The Room
Effortless flow and gripping honesty
This is a heart-wrenching and believable tale of human grit and a close love between a mother and her boy, it’s truly deserving of all the positive comments and early Academy buzz. Never has a movie so enthralled me, well at least for quite some time; this film is an astonishing and deep joy.
All five year old Jack knows is the ‘room’, a small place he knows as home, away from the TV world of space and heaven. Jack’s mother Joy, knows different of course. She’s been held hostage for seven years in this room and now her son is getting older there’s a chance for explanations and an effort to escape.

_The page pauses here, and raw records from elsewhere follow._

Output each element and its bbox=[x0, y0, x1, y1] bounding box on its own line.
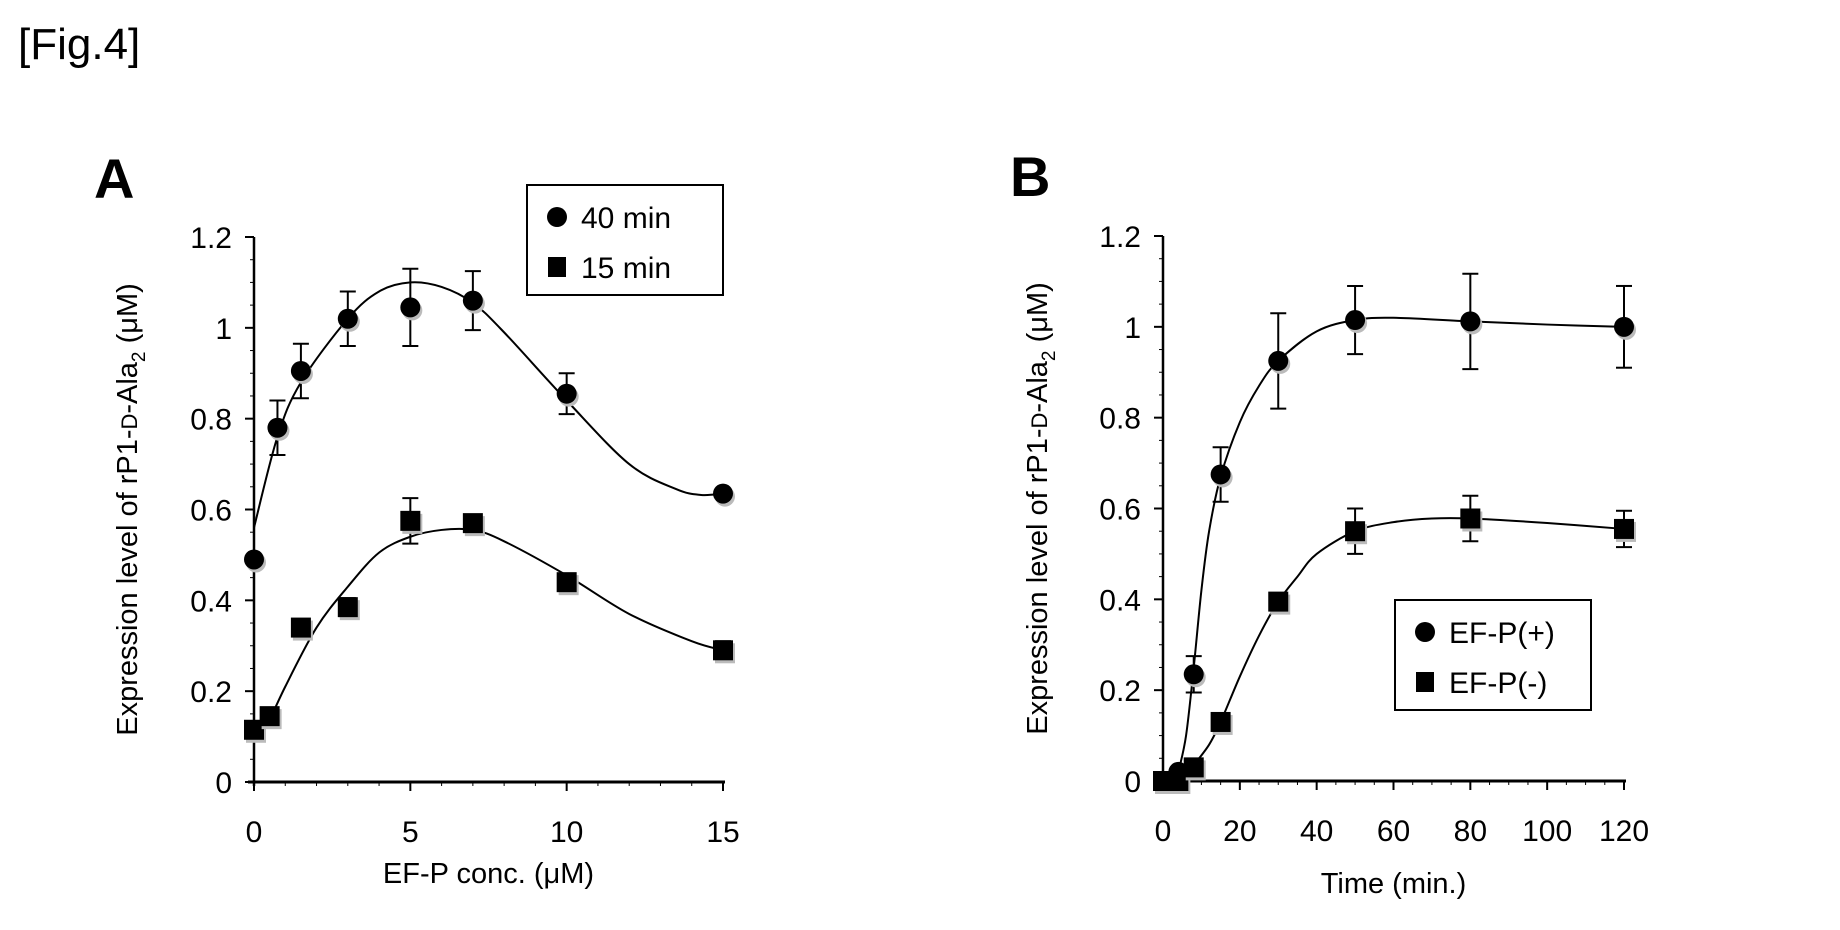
x-axis-title: EF-P conc. (μM) bbox=[383, 858, 594, 890]
data-point bbox=[1210, 711, 1231, 732]
x-tick-label: 120 bbox=[1599, 815, 1649, 848]
legend-marker-circle bbox=[1415, 622, 1435, 642]
data-point bbox=[400, 510, 421, 531]
y-tick-label: 0.8 bbox=[190, 404, 232, 437]
x-tick-label: 40 bbox=[1300, 815, 1333, 848]
y-axis-title-subscript: 2 bbox=[129, 351, 150, 362]
legend-label: EF-P(-) bbox=[1449, 667, 1547, 700]
y-tick-label: 0.6 bbox=[190, 495, 232, 528]
data-point bbox=[337, 597, 358, 618]
x-tick-label: 10 bbox=[550, 816, 583, 849]
data-point bbox=[1614, 316, 1634, 337]
y-axis-title-end: (μM) bbox=[1022, 282, 1054, 350]
data-point bbox=[244, 719, 264, 740]
x-tick-label: 80 bbox=[1454, 815, 1487, 848]
data-point bbox=[1183, 757, 1204, 778]
series-15-min bbox=[244, 497, 735, 743]
data-point bbox=[1268, 350, 1289, 371]
y-axis-title-main: Expression level of rP1- bbox=[112, 430, 144, 736]
panel-letter: A bbox=[94, 147, 134, 210]
legend-marker-square bbox=[1416, 672, 1434, 692]
data-point bbox=[462, 290, 483, 311]
data-point bbox=[259, 706, 280, 727]
series-ef-p- bbox=[1153, 494, 1636, 794]
data-point bbox=[1345, 521, 1366, 542]
y-tick-label: 1.2 bbox=[1099, 221, 1141, 254]
y-axis-title-end: (μM) bbox=[112, 283, 144, 351]
fit-curve bbox=[253, 281, 724, 528]
y-tick-label: 0 bbox=[1124, 766, 1141, 799]
y-axis-title-smallcaps: D bbox=[1027, 413, 1052, 429]
y-tick-label: 0.8 bbox=[1099, 403, 1141, 436]
data-point bbox=[556, 383, 577, 404]
x-tick-label: 20 bbox=[1223, 815, 1256, 848]
data-point bbox=[267, 417, 288, 438]
y-tick-label: 0 bbox=[215, 767, 232, 800]
legend-marker-square bbox=[548, 257, 566, 277]
legend-label: EF-P(+) bbox=[1449, 617, 1555, 650]
data-point bbox=[244, 549, 264, 570]
legend-marker-circle bbox=[547, 207, 567, 227]
x-axis-title: Time (min.) bbox=[1321, 868, 1467, 900]
data-point bbox=[713, 640, 733, 661]
data-point bbox=[1168, 771, 1189, 791]
legend: 40 min 15 min bbox=[526, 184, 724, 296]
data-point bbox=[290, 617, 311, 638]
data-point bbox=[1614, 518, 1634, 539]
y-tick-label: 1.2 bbox=[190, 222, 232, 255]
x-tick-label: 15 bbox=[706, 816, 739, 849]
y-axis-title-subscript: 2 bbox=[1039, 350, 1060, 361]
panel-a: A 0 0.2 0.4 0.6 0.8 1 1.2 0 5 10 15 EF-P conc. (μM) E… bbox=[94, 147, 740, 890]
x-tick-label: 100 bbox=[1522, 815, 1572, 848]
data-point bbox=[1345, 310, 1366, 331]
y-axis-title-main: Expression level of rP1- bbox=[1022, 429, 1054, 735]
y-tick-label: 0.2 bbox=[1099, 675, 1141, 708]
fit-curve bbox=[1177, 316, 1625, 773]
y-tick-label: 0.4 bbox=[190, 585, 232, 618]
y-axis-title-mid: -Ala bbox=[112, 361, 144, 413]
series-40-min bbox=[244, 267, 735, 573]
legend: EF-P(+) EF-P(-) bbox=[1394, 599, 1592, 711]
data-point bbox=[1460, 311, 1481, 332]
y-axis-title: Expression level of rP1-D-Ala2 (μM) bbox=[112, 283, 150, 736]
data-point bbox=[462, 513, 483, 534]
data-point bbox=[1183, 664, 1204, 685]
data-point bbox=[400, 297, 421, 318]
legend-label: 40 min bbox=[581, 202, 671, 235]
panel-letter: B bbox=[1010, 145, 1050, 208]
x-tick-label: 0 bbox=[246, 816, 263, 849]
y-tick-label: 0.6 bbox=[1099, 494, 1141, 527]
data-point bbox=[1210, 464, 1231, 485]
x-tick-label: 60 bbox=[1377, 815, 1410, 848]
legend-label: 15 min bbox=[581, 252, 671, 285]
fit-curve bbox=[265, 527, 724, 728]
panel-b: B 0 0.2 0.4 0.6 0.8 1 1.2 0 20 40 60 80 100 120 Time (m… bbox=[1010, 145, 1649, 900]
y-axis-title: Expression level of rP1-D-Ala2 (μM) bbox=[1022, 282, 1060, 735]
data-point bbox=[713, 483, 733, 504]
data-point bbox=[290, 360, 311, 381]
data-point bbox=[1153, 771, 1173, 791]
y-tick-label: 1 bbox=[215, 313, 232, 346]
figure-label: [Fig.4] bbox=[18, 20, 141, 69]
y-axis-title-mid: -Ala bbox=[1022, 360, 1054, 412]
x-tick-label: 0 bbox=[1155, 815, 1172, 848]
y-tick-label: 0.4 bbox=[1099, 584, 1141, 617]
data-point bbox=[1268, 591, 1289, 612]
y-tick-label: 1 bbox=[1124, 312, 1141, 345]
x-tick-label: 5 bbox=[402, 816, 419, 849]
data-point bbox=[556, 572, 577, 593]
y-axis-title-smallcaps: D bbox=[117, 414, 142, 430]
data-point bbox=[1460, 508, 1481, 529]
y-tick-label: 0.2 bbox=[190, 676, 232, 709]
data-point bbox=[337, 308, 358, 329]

There is such beauty throughout; even the confined and frankly disturbing scenes within the room are seen as innocent thanks to the unknowing wanderings of Jack. Joy and Jack’s voices serve as perfect narrators, the voiceovers adding detail and realism to a desperate situation. Room opens up with extreme close ups and constantly in this section of the film we see objects and critters as Jack views them, his happy yet naïve way instantly connecting us to him as a character.
The first half of the movie speaks as a claustrophobic thriller with crime and tension, whereas the second half pushes through as a dramatic family portrait of love and trauma. Both halves satisfy, though in terms of the ending, I found the last ten minutes or so of the feature predictable. I would have liked some of the darker elements from the room to bleed into the big wide world more.
Emma Donoghue takes her novel and turns it into a gloriously crafted screenplay, the ticking suspense of their captivity and break-away brilliantly paced. The next stage sees how Joy comes to terms with her life on the outside with Jack. Lenny Abrahamson follows up Frank with this utterly rewarding and emotional journey. The film has such effortless flow and gripping honesty that I openly admit to shedding tears twice in this movie.
Brie Larson is sublime; a powerful pillar of stirring raw emotion. I was worried about Jacob Tremblay being annoying at first but quickly proved what a talented spark of talent he is. Their relationship is captivating and unforgettable, just like the film itself.